Reading between the lines, this announcement represents a major milestone for server connectivity – the world’s first 100Gb Ethernet Adapter.

I talked to Ahmet Houssein, vice president and general manager for the QLogic Ethernet business unit, and learned that 20GbE, 25GbE, 50GbE and 100Gbe server adapters and storage chips have been in qualification by major OEMs since October of 2014.

According to Ahmet, “QLogic expects server products to be introduced to market as part of the Intel Grantley refresh cycle. Storage products will follow.”

Can be configured as 4 x 10GbE, 2 x 20Gbe, 2 x 50GbE or 1 x 100GbE. Supports NAS, iSCSI and FCoE storage.

Can be configured as 4 x 10GbE, 2 x 20Gbe, 2 x 50GbE or 1 x 100GbE. Supports NAS, iSCSI and FCoE storage.

I translate that to mean server OEMs will start shipping 20GbE, 25GbE, 50GbE and 100GbE server adapters in late 2015 and early 2016.

QLogic Ethernet adapters based on the cLOM8514 chips will be available in 4-port x 10Gb, 2-port x 20Gb, 4-port x 25Gb and 1-port x 100Gb configurations.
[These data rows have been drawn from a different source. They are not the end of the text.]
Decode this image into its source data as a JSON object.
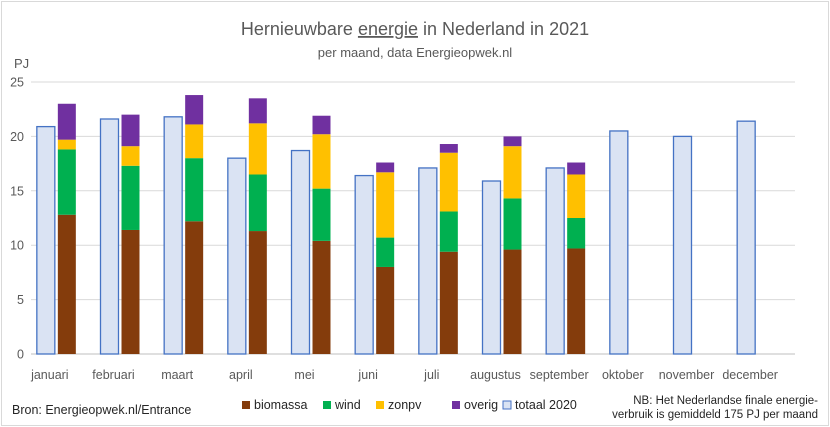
{
  "chart_data": {
    "type": "bar",
    "title_parts": [
      "Hernieuwbare ",
      "energie",
      " in Nederland in 2021"
    ],
    "subtitle": "per maand, data Energieopwek.nl",
    "ylabel": "PJ",
    "xlabel": "",
    "ylim": [
      0,
      25
    ],
    "yticks": [
      "0",
      "5",
      "10",
      "15",
      "20",
      "25"
    ],
    "grid": true,
    "categories": [
      "januari",
      "februari",
      "maart",
      "april",
      "mei",
      "juni",
      "juli",
      "augustus",
      "september",
      "oktober",
      "november",
      "december"
    ],
    "stacked_series": [
      {
        "name": "biomassa",
        "color": "#843c0c",
        "values": [
          12.8,
          11.4,
          12.2,
          11.3,
          10.4,
          8.0,
          9.4,
          9.6,
          9.7,
          null,
          null,
          null
        ]
      },
      {
        "name": "wind",
        "color": "#00b050",
        "values": [
          6.0,
          5.9,
          5.8,
          5.2,
          4.8,
          2.7,
          3.7,
          4.7,
          2.8,
          null,
          null,
          null
        ]
      },
      {
        "name": "zonpv",
        "color": "#ffc000",
        "values": [
          0.9,
          1.8,
          3.1,
          4.7,
          5.0,
          6.0,
          5.4,
          4.8,
          4.0,
          null,
          null,
          null
        ]
      },
      {
        "name": "overig",
        "color": "#7030a0",
        "values": [
          3.3,
          2.9,
          2.7,
          2.3,
          1.7,
          0.9,
          0.8,
          0.9,
          1.1,
          null,
          null,
          null
        ]
      }
    ],
    "reference_series": {
      "name": "totaal 2020",
      "fill": "#dae3f3",
      "stroke": "#4472c4",
      "values": [
        20.9,
        21.6,
        21.8,
        18.0,
        18.7,
        16.4,
        17.1,
        15.9,
        17.1,
        20.5,
        20.0,
        21.4
      ]
    },
    "legend_position": "bottom",
    "source_note": "Bron: Energieopwek.nl/Entrance",
    "footnote": [
      "NB: Het Nederlandse finale energie-",
      "verbruik is gemiddeld 175 PJ per maand"
    ]
  }
}
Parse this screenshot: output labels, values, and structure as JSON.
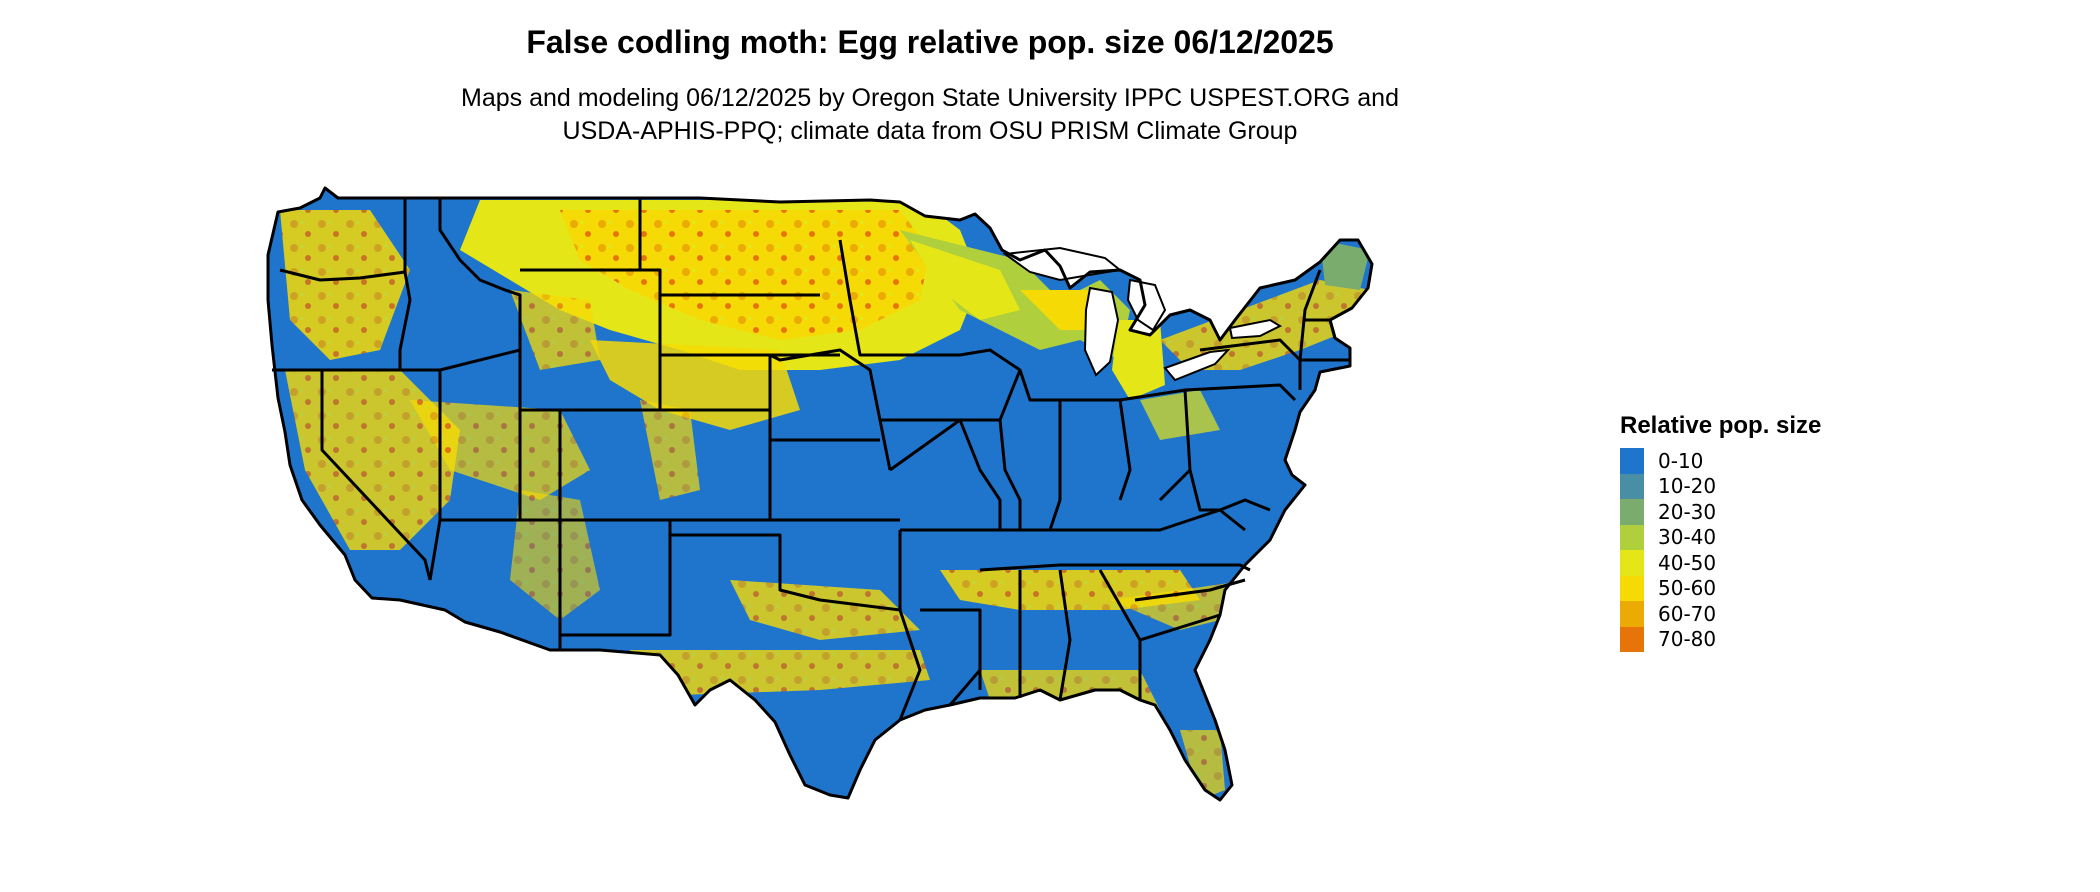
{
  "title": "False codling moth: Egg relative pop. size 06/12/2025",
  "subtitle_lines": [
    "Maps and modeling 06/12/2025 by Oregon State University IPPC USPEST.ORG and",
    "USDA-APHIS-PPQ; climate data from OSU PRISM Climate Group"
  ],
  "legend": {
    "title": "Relative pop. size",
    "items": [
      {
        "label": "0-10",
        "color": "#1f74cc"
      },
      {
        "label": "10-20",
        "color": "#4a8ea5"
      },
      {
        "label": "20-30",
        "color": "#7aac6e"
      },
      {
        "label": "30-40",
        "color": "#b0cf3c"
      },
      {
        "label": "40-50",
        "color": "#e4e617"
      },
      {
        "label": "50-60",
        "color": "#f6da05"
      },
      {
        "label": "60-70",
        "color": "#ecaa04"
      },
      {
        "label": "70-80",
        "color": "#e77408"
      }
    ]
  },
  "colors": {
    "base": "#1f74cc",
    "border": "#000000"
  }
}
While 100GbE adapters are sexy because of their massive performance, the 25GbE adapters promise to be popular with data center managers because they will slash switch ports and cabling. For example, enterprise servers configured today with a pair of dual-port 10GbE adapters require four switch ports and four cables to deliver 40Gb of bandwidth. A single dual-port 25GbE adapter will require only two switch ports and two cables to provide 50Gb of bandwidth.

For architects designing scale-out environments such as HPC, Hadoop or object storage clusters, QLogic technology which supports RDMA over Converged Ethernet (RoCE) is positioned to give InfiniBand a run for its money. The 50GbE ports on the QLogic adapter are set to contend with 56Gb FDR InfiniBand. At 100Gb, QLogic and the Ethernet community are for the first time getting to market with leading-edge speed alongside the InfiniBand industry.
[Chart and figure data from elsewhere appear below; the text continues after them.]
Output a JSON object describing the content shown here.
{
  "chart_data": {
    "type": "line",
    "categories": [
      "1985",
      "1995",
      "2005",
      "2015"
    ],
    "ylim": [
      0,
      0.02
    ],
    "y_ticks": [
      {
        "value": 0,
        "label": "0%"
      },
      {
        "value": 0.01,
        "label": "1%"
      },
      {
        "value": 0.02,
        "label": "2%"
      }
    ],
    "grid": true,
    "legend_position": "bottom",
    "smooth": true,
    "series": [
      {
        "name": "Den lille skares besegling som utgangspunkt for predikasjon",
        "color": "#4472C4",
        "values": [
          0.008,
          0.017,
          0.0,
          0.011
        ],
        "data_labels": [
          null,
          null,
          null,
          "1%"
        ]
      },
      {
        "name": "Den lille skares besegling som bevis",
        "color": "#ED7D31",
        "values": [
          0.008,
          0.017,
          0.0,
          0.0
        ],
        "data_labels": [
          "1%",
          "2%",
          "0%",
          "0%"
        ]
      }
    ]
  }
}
The availability of QLogic cLOM8514 technology is also pointing towards a major leap forward for storage systems. Given that storage vendors are qualifying the cLOM8514 chips, there are NAS, iSCSI and FCoE storage systems running in OEM labs today with scary-fast 50G and 100G ports.
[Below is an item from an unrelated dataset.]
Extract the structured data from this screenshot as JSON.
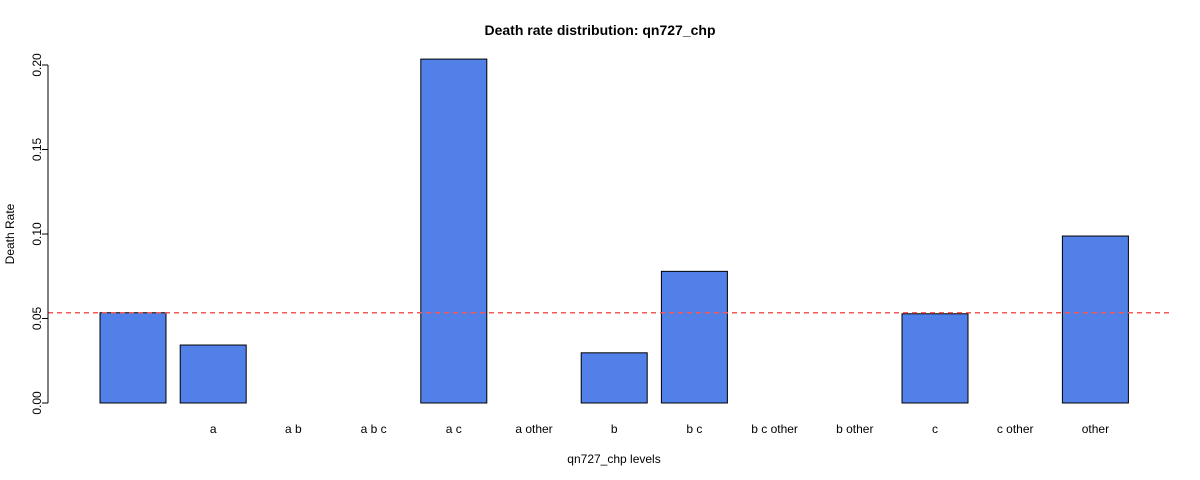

The companies which stand to gain the most from this technology the soonest are the all-flash array vendors. By supporting millions of I/Os per second, all-flash arrays are capable of saturating multiple 10Gb ports. The availability of 25, 50, and 100GbE ports gives storage vendors the plumbing they need to build bigger and faster all-flash arrays.

My recommendation to IT organizations is to put this on your Christmas list.  If you’re planning a server refresh with Intel Grantley servers later this year, you will want to be asking your server vendor about the availability of 25GbE adapters.